Hickin, Nancy L.; Christenberry, Nola J.
Substance abuse among school age youth continues to be a significant and costly problem in U.S. society. Schools are asked with increasing frequency to become involved in finding and implementing solutions. A review of the literature regarding school-based substance abuse prevention programs reveals their evolution from a basic informational approach in the 1960s to approaches in the 1990s that are designed to help youth develop effective coping skills. The latter approaches are based on the assumption that substance abuse is learned socially. Empirical evidence reveals that current approaches are more effective than earlier ones were in preventing substance abuse among youth. School district personnel need to become aware of the nature of the more successful substance abuse prevention programs and build the designs for their programs on the characteristics of these programs. This paper contributes to that awareness by summarizing the most significant characteristics of effective programs as currently described in the relevant literature. After reviewing the characteristics of particularly effective school-based substance abuse programs, the literature concludes that a broad and coordinated prevention approach is needed.
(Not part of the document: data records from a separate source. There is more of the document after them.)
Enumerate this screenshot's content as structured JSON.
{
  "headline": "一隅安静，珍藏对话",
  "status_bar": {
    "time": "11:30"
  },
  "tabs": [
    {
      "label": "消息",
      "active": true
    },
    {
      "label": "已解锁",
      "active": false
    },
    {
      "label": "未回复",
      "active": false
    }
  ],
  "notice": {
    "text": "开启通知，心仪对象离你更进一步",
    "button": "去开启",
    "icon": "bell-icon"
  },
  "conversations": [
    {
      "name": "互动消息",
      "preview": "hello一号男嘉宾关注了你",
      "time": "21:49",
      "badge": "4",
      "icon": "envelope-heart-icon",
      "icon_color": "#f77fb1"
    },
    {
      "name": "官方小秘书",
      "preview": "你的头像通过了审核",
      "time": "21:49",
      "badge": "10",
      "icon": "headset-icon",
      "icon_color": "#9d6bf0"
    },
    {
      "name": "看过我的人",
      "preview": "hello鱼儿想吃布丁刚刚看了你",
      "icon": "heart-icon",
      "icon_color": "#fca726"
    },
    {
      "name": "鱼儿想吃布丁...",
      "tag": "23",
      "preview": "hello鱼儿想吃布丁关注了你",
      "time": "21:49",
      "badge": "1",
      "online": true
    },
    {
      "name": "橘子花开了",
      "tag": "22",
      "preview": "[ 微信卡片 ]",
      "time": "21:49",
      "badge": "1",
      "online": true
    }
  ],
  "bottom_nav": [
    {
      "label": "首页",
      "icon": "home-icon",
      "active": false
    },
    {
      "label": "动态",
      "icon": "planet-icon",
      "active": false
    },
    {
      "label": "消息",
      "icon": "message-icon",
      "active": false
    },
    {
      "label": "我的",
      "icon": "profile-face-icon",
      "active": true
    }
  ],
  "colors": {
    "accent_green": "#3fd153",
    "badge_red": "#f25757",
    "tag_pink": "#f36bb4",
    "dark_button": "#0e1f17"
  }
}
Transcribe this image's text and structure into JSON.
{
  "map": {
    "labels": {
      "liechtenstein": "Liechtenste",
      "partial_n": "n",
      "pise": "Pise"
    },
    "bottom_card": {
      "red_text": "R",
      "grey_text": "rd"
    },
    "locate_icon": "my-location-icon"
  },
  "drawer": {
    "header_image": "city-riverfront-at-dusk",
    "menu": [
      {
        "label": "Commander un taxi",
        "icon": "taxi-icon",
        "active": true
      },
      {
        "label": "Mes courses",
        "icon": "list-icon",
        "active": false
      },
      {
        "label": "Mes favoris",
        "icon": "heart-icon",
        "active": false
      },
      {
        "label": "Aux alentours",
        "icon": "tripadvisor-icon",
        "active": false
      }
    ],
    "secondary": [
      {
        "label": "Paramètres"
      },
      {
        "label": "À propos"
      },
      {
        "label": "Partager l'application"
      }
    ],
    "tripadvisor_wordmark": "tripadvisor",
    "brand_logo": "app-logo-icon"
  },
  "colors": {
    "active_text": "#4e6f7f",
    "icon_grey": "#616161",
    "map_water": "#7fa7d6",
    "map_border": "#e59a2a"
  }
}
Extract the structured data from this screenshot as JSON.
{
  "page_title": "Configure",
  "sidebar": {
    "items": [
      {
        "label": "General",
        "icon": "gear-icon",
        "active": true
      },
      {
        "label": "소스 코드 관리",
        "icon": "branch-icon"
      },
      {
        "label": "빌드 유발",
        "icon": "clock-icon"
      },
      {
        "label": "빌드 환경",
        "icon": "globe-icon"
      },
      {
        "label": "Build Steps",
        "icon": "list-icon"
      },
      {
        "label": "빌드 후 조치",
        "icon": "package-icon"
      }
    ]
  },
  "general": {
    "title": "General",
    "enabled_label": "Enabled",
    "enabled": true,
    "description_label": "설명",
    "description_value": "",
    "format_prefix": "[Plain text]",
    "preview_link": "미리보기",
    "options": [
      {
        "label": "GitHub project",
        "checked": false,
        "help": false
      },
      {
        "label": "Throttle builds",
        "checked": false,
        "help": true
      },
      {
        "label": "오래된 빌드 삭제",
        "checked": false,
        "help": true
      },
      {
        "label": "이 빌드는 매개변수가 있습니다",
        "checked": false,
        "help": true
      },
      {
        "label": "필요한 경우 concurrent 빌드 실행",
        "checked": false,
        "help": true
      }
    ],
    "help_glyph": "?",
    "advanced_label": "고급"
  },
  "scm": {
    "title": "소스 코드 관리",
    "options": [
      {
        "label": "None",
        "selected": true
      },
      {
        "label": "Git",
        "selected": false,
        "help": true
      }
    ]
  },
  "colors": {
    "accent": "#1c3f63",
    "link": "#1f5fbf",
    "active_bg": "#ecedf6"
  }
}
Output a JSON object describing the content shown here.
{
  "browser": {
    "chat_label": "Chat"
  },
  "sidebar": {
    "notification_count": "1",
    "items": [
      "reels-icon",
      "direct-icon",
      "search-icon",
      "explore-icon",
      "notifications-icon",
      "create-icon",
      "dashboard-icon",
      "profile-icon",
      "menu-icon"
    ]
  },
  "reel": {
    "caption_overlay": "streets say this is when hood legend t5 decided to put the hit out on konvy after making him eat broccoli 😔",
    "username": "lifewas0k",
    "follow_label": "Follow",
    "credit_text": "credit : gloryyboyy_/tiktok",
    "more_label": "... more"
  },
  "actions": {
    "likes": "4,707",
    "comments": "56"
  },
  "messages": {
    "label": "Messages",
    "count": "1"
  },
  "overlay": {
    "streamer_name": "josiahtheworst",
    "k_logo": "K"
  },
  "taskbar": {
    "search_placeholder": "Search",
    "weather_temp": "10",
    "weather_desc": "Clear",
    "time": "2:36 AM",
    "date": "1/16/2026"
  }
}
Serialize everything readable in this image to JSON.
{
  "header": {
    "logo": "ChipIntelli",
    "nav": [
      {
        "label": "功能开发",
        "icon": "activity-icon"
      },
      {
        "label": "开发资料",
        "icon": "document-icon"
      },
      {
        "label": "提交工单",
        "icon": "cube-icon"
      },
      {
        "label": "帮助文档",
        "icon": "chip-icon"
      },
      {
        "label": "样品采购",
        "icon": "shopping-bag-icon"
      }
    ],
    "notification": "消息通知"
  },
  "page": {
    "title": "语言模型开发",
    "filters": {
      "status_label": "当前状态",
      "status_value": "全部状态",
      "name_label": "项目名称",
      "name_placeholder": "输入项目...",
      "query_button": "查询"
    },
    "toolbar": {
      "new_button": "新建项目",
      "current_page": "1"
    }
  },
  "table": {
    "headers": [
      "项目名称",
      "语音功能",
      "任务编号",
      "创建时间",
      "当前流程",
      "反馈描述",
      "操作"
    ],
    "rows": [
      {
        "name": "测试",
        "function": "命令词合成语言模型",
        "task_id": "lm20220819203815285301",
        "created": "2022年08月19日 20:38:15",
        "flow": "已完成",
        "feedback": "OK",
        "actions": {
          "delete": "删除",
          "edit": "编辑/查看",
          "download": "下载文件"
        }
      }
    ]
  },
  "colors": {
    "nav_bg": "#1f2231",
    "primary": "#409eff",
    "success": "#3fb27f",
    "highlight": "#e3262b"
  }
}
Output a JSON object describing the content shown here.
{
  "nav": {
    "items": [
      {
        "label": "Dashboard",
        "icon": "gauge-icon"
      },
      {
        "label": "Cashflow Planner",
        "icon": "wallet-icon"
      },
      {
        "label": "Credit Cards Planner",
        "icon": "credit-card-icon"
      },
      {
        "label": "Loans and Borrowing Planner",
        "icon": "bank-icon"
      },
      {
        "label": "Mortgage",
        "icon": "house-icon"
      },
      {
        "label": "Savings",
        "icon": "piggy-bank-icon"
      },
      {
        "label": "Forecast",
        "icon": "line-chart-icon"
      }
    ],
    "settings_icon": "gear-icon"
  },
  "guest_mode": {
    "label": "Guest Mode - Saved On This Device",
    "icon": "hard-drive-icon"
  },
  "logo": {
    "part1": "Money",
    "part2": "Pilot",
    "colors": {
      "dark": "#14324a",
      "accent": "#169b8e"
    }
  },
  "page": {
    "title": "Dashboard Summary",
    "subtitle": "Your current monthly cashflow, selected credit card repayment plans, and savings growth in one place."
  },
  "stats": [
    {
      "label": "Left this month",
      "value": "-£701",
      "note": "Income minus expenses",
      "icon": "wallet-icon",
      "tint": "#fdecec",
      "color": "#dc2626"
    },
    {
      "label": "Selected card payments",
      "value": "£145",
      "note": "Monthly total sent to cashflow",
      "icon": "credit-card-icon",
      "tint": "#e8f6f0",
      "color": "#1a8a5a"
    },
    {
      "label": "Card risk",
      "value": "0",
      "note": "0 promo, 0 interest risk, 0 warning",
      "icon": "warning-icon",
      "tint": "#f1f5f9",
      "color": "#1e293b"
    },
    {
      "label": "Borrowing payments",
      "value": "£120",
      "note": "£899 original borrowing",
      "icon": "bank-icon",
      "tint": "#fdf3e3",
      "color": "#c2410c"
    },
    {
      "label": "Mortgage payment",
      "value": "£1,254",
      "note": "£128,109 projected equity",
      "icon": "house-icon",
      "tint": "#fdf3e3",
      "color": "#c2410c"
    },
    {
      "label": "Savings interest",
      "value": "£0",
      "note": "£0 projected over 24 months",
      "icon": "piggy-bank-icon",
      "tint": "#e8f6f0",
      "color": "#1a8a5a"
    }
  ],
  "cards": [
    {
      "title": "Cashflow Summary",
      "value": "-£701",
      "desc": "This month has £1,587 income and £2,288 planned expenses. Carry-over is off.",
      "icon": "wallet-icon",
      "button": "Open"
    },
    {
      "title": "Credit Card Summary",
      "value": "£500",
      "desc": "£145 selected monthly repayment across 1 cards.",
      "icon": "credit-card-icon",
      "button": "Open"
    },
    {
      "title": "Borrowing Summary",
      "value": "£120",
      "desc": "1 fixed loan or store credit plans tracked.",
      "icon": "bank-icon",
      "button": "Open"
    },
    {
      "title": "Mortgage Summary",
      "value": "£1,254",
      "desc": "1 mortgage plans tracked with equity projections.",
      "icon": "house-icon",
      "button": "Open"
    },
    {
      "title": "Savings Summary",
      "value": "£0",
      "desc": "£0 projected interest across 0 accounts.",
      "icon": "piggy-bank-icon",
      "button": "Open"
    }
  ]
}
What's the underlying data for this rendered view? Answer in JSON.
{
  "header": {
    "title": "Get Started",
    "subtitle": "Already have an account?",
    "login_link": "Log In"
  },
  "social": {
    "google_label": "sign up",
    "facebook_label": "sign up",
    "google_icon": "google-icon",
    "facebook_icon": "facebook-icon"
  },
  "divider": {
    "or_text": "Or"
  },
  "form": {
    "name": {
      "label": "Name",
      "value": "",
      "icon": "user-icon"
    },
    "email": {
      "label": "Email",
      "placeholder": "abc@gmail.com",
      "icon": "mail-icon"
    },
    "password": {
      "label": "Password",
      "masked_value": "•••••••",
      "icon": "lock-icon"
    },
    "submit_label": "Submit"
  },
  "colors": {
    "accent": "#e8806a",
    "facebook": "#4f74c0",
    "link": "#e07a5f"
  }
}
Substance abuse prevention programs that involve schools working with civic organizations and institutions, law enforcement officials, parents, peers, and even the media may have a greater impact than programs implemented only in the schools. Contains a 17-item reference list. (Author/DK)
Publication Type: Speeches/Meeting Papers; Information Analyses
Education Level: N/A
Authoring Institution: N/A
Note: Paper presented at the Annual Meeting of the Mid-South Educational Research Association (New Orleans, LA, November 11, 1993).